Le texte de cette page a été corrigé et est conforme au fac-similé.
405
TANNERY. — le concept scientifique du continu

Mais on est récemment arrivé, en employant des séries trigonométriques convergentes, à construire des fonctions continues n’ayant pas de dérivées. Ces fonctions établies entre une ordonnée et une abscisse, représentent encore des systèmes continus de points, dont il est à la vérité difficile de se faire une idée représentant leur marche à l’imagination, mais on ne peut plus dire qu’elles représentent des courbes.

Si l’on dit qu’à toute valeur de l’abscisse correspond une valeur déterminée (unique si l’on veut), de l’ordonnée, que l’on peut d’ailleurs prendre deux abscisses assez voisines pour que la différence des ordonnées correspondantes soit plus petite que toute quantité donnée, qu’enfin on peut, entre certaines limites au moins, assigner une valeur quelconque à l’ordonnée pour en déduire une ou plusieurs valeurs déterminées de l’abscisse, on sera pourtant bien tenté de se figurer le système de points en question sous les formes d’une courbe jouissant des propriétés générales dont nous avons parlé.
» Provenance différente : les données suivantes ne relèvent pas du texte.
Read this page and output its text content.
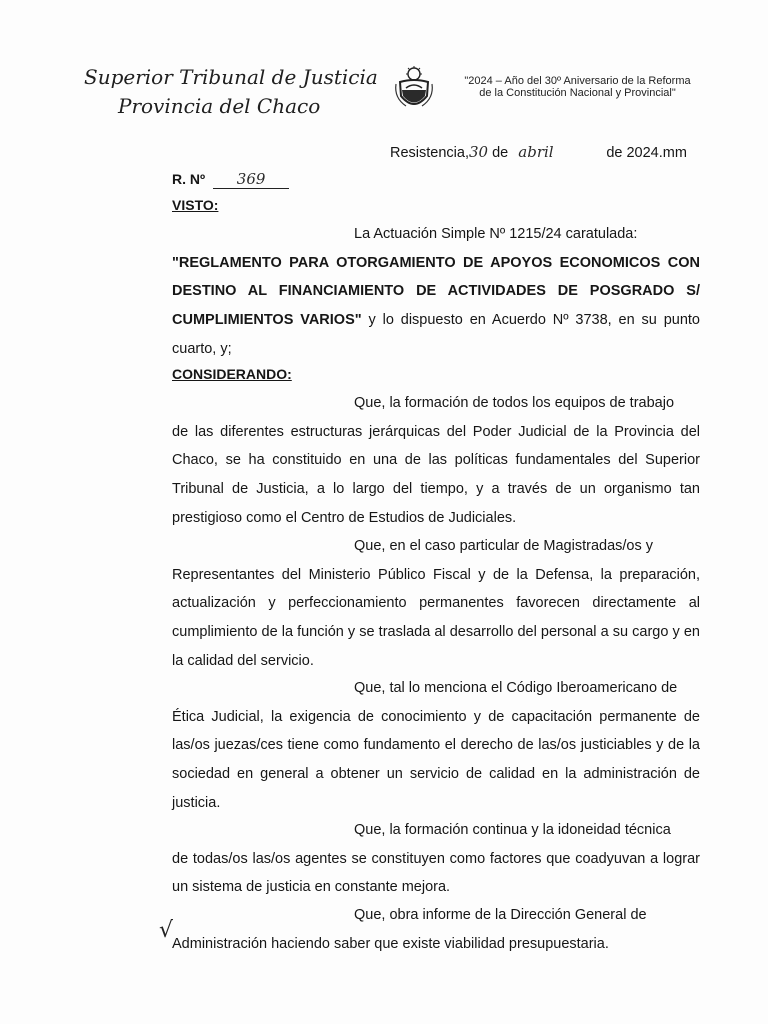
Superior Tribunal de Justicia
Provincia del Chaco
"2024 – Año del 30º Aniversario de la Reforma
de la Constitución Nacional y Provincial"
Resistencia,30 de abril	de 2024.mm
R. Nº 369
VISTO:

La Actuación Simple Nº 1215/24 caratulada:
"REGLAMENTO PARA OTORGAMIENTO DE APOYOS ECONOMICOS CON DESTINO AL FINANCIAMIENTO DE ACTIVIDADES DE POSGRADO S/ CUMPLIMIENTOS VARIOS" y lo dispuesto en Acuerdo Nº 3738, en su punto cuarto, y;

CONSIDERANDO:

Que, la formación de todos los equipos de trabajo
de las diferentes estructuras jerárquicas del Poder Judicial de la Provincia del Chaco, se ha constituido en una de las políticas fundamentales del Superior Tribunal de Justicia, a lo largo del tiempo, y a través de un organismo tan prestigioso como el Centro de Estudios de Judiciales.

Que, en el caso particular de Magistradas/os y
Representantes del Ministerio Público Fiscal y de la Defensa, la preparación, actualización y perfeccionamiento permanentes favorecen directamente al cumplimiento de la función y se traslada al desarrollo del personal a su cargo y en la calidad del servicio.

Que, tal lo menciona el Código Iberoamericano de
Ética Judicial, la exigencia de conocimiento y de capacitación permanente de las/os juezas/ces tiene como fundamento el derecho de las/os justiciables y de la sociedad en general a obtener un servicio de calidad en la administración de justicia.

Que, la formación continua y la idoneidad técnica
de todas/os las/os agentes se constituyen como factores que coadyuvan a lograr un sistema de justicia en constante mejora.

Que, obra informe de la Dirección General de
Administración haciendo saber que existe viabilidad presupuestaria.

√
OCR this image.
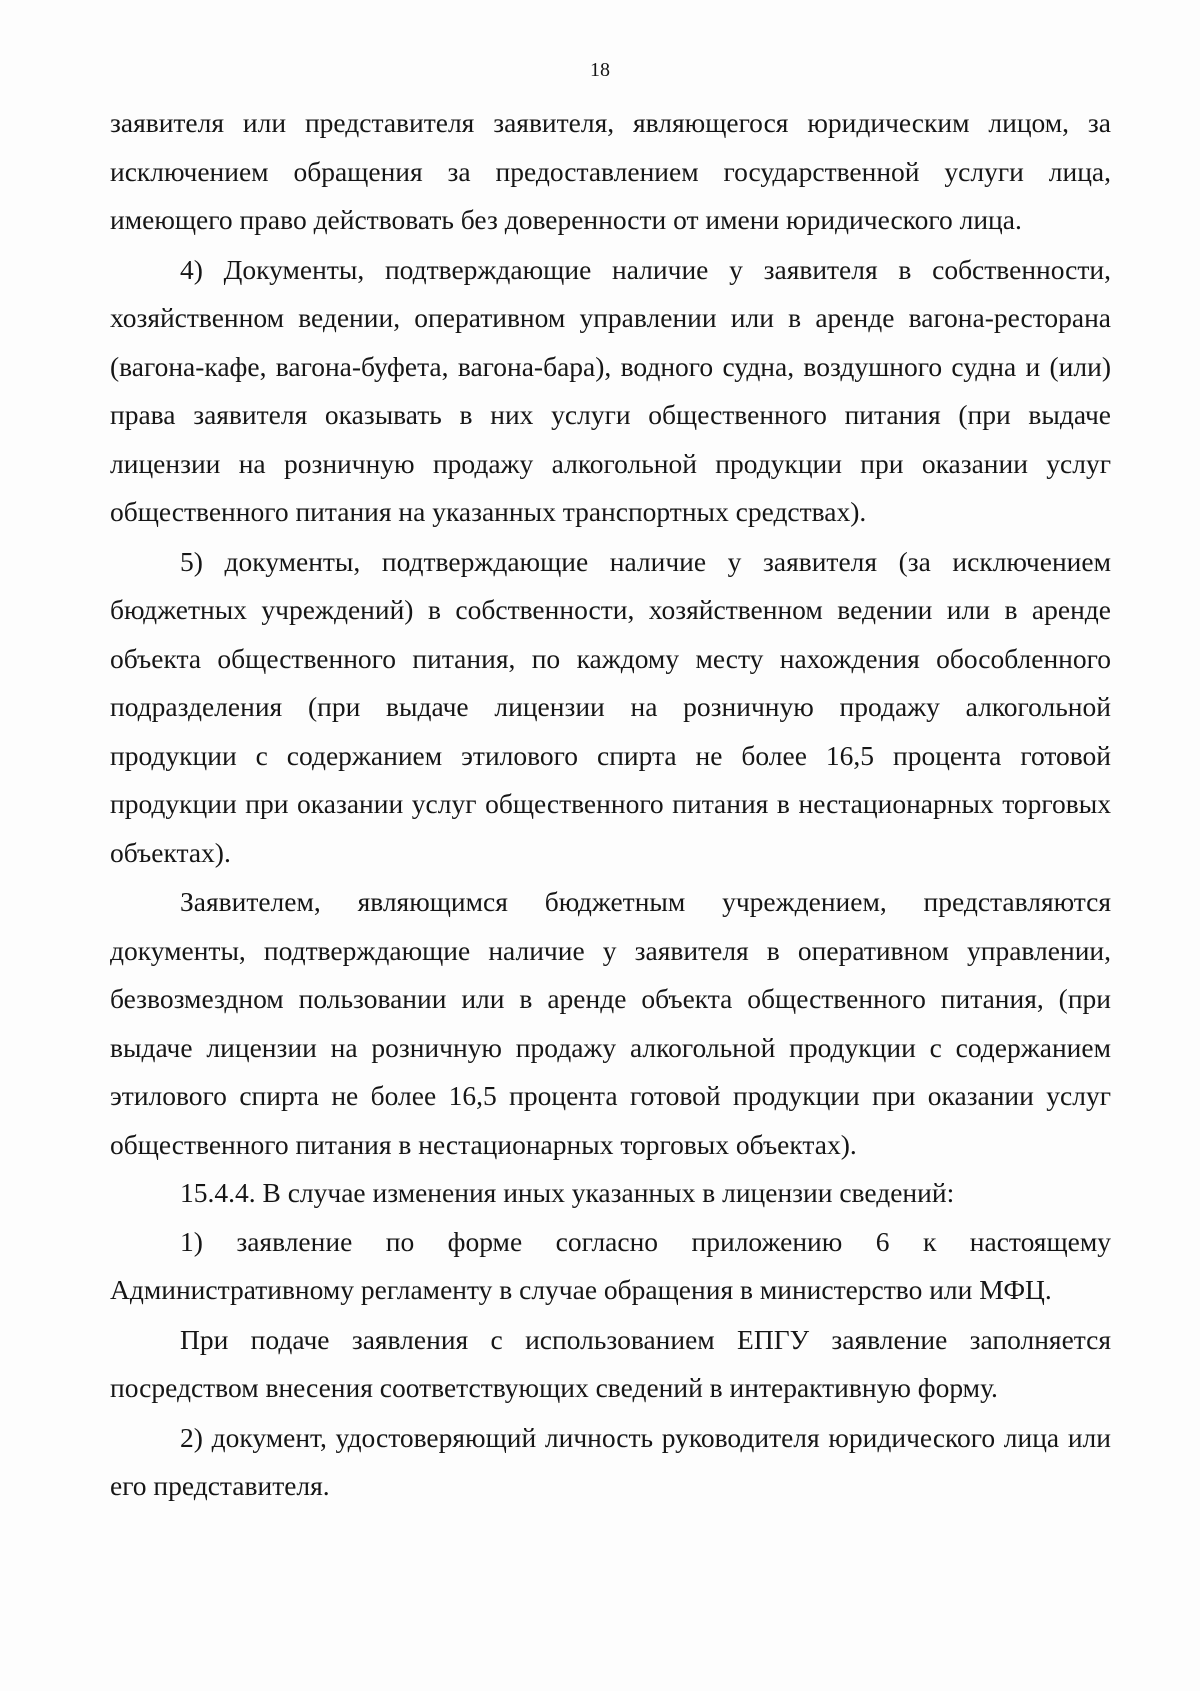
18

заявителя или представителя заявителя, являющегося юридическим лицом, за исключением обращения за предоставлением государственной услуги лица, имеющего право действовать без доверенности от имени юридического лица.

4) Документы, подтверждающие наличие у заявителя в собственности, хозяйственном ведении, оперативном управлении или в аренде вагона-ресторана (вагона-кафе, вагона-буфета, вагона-бара), водного судна, воздушного судна и (или) права заявителя оказывать в них услуги общественного питания (при выдаче лицензии на розничную продажу алкогольной продукции при оказании услуг общественного питания на указанных транспортных средствах).

5) документы, подтверждающие наличие у заявителя (за исключением бюджетных учреждений) в собственности, хозяйственном ведении или в аренде объекта общественного питания, по каждому месту нахождения обособленного подразделения (при выдаче лицензии на розничную продажу алкогольной продукции с содержанием этилового спирта не более 16,5 процента готовой продукции при оказании услуг общественного питания в нестационарных торговых объектах).

Заявителем, являющимся бюджетным учреждением, представляются документы, подтверждающие наличие у заявителя в оперативном управлении, безвозмездном пользовании или в аренде объекта общественного питания, (при выдаче лицензии на розничную продажу алкогольной продукции с содержанием этилового спирта не более 16,5 процента готовой продукции при оказании услуг общественного питания в нестационарных торговых объектах).

15.4.4. В случае изменения иных указанных в лицензии сведений:

1) заявление по форме согласно приложению 6 к настоящему Административному регламенту в случае обращения в министерство или МФЦ.

При подаче заявления с использованием ЕПГУ заявление заполняется посредством внесения соответствующих сведений в интерактивную форму.

2) документ, удостоверяющий личность руководителя юридического лица или его представителя.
On aurait tort ; si l’on construit un certain nombre de points, et qu’on les joigne par des droites, qu’on cherche ensuite des points intermédiaires et ainsi de suite, loin de se rapprocher de plus en plus du côté du polygone inscrit, et surtout de finir par rester d’un seul et même côté, les nouveaux points trouvés des systèmes indiqueront des sinuosités allant toujours en s’accentuant de plus en plus, jusqu’à ce que l’on désespère d’arriver à épouser complètement la forme du système.

Ainsi, si la définition du continu en soi d’après M. Georg Cantor, suffit pour la construction logique de la variation continue de l’abscisse (en ligne droite), la définition du continu de relation (de la fonction) telle qu’elle a été constituée depuis longtemps, ne suffit pas pour arriver à la construction logique de la courbe ; il faut y ajouter des conditions relatives à l’existence de dérivées première et seconde.

Pour les surfaces, on était arrivé depuis longtemps à une conclusion analogue, en construisant des systèmes de courbes présentant de l’une à l’autre une certaine continuité, qui néanmoins ne forment pas une surface.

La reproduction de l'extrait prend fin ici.